Weber's Theory on Industrial Location


The industrial location is affected by two economic variables, such as the techniques and the scale of production. Many theories have been formulated to find the optimal industrial location where the input costs are at their lowest and the revenues generated out of them are at their highest, obtaining maximum profit. Hence, the locational theories are divided into two groups namely, the least cost approach and the maximum revenue approach theories, out of which Alfred Weber chose the least cost approach to root the location of an industry or a firm.

Historical Background

In 1909, Alfred Weber, the German economist, published his classic work 'Uber den Stanford der Industrien' which later known as 'The Least Cost Location Theory'. He filled a theoretical gap created by classical economists by giving scientific elucidation to locational theories using his deterministic and normative approach. The central aim of his theory was to explain the location of an industry based on three economic factors such as transportation costs, labor costs, and agglomeration costs.

Principles

According to Alfred Weber, the redistributive movement of industries from one place to another is determined by regional and agglomerative factors.

Regional factors

  • Transportation costs

Transportation costs play a vital role in determining the location of industry. This cost is influenced by the weight of the product to be transported and the distance to be covered. According to Weber, if the raw material used for an industry is naturally weight losing, such as sugar cane, the location of the industry should be shifted near the source of raw material. Similarly, if an industry uses weight gaining raw materials such as cotton, the industry should be located anywhere between the source of raw material and the market. For the weight losing and weight gaining manufacturing industries that use more than one raw material, Alfred Weber’s location triangle model comes into picture.

  • Labor costs

Industries generally tend to be located in areas where the labor cost is low. This factor also depends on the transportation costs. An industry will be relocated optimally if in case, the rise in the transportation cost is less than that of labor savings.

Isodapane is an imaginary line that joins the areas that have the same labor cost.

P represents the least Transporation cost point

M1, M2 are the raw materials

C represents the City/Market

L1, L2 are the different possible locations for the industry

By analyzing the above given, the labor cost saved will be more than the uplifted transportation cost. This makes L1 the more profitable location for industry than point P.

Agglomerative Factors

Agglomeration factors can deflect the location of a factory even from a least cost transport point since they can complement a factory in close association with other industries. Such factors include banking and insurance facilities, the sharing of specialized equipment and services, large-scale marketing among others. As a result, the industries centralize at a particular place.
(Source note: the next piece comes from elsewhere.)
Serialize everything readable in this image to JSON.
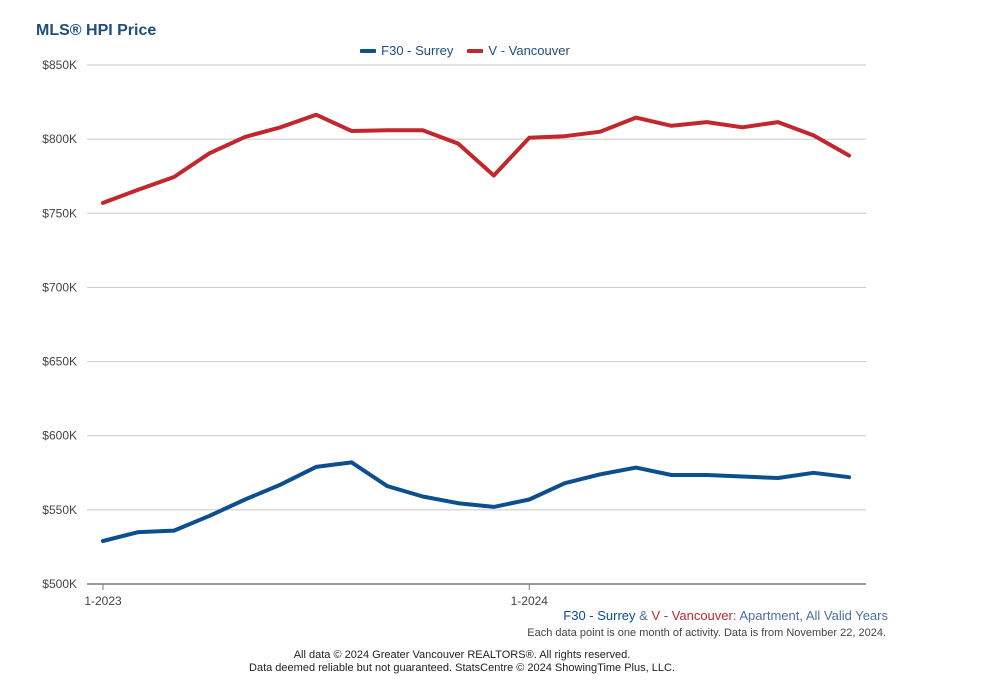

For instance, the agglomeration of software, electronic and ready-made industries in the Bangalore-Chennai-Coimbatore industrial region makes them complementary to one another.

Assumptions

To reduce the complexities of the real-world scenario, he considered certain assumptions as follows.

  • There existed a single, isolated country that is homogenous in terms of climate, topography, soil, ethnicity of people, skills of the people, distribution of population, economic system, and technology.

  • Labor is geographically fixed. The wages vary from one location to another

  • Natural resources are unevenly distributed on the plain. The raw materials can be found in specific locations only.

  • There is no regional variation in the costs of labor, equipment or depreciation of fixed capital

  • Entrepreneurs focus on minimizing the total production cost.

  • There exists a condition of perfect competition without any monopolistic advantage for firm

  • Markets are at a specific location and are fixed in nature

  • Transportation costs are uniform and influenced by weight and distance.

Criticism

Many of the assumptions made by Weber were quite unrealistic in nature, failing to consider real-world conditions.

  • The single, isolated market is nowhere to be found in the contemporary world scenario

  • The climate, topography, and soil are heterogenous in nature.

  • Laborers tend to migrate nowadays, which contradicts Alfred Weber's view on the static nature of labor.

  • The costs of labor, equipment and depreciation of fixed capital undergo regional variation.

  • There is no fixed point in the market due to globalization.

  • Alfred Weber failed to consider the importance of demand and focused mainly on the supply side.

  • Transportation costs do not match proportionately with the weight and distance.

Conclusion

Alfred Weber's theory is applicable to industries with a high material index and has various significance when it is realized in the contemporary world. Considering the industrial development and scientific advancements, this model is getting outdated that question its complete acceptance.

Frequently Asked Questions

What is the main objective of Alfred Weber's model of industrial location?

Alfred Weber's Theory on industrial location aims to find the optimal location for a firm that can maximize the profit and minimize the input cost.

What are the three major principles of Alfred Weber's theory?

These three principles are −

  • Labor costs

  • Transportation costs

  • Agglomeration costs

What is Isodapane?

Isodapane is an imaginary line that joins the areas that have the same labor cost.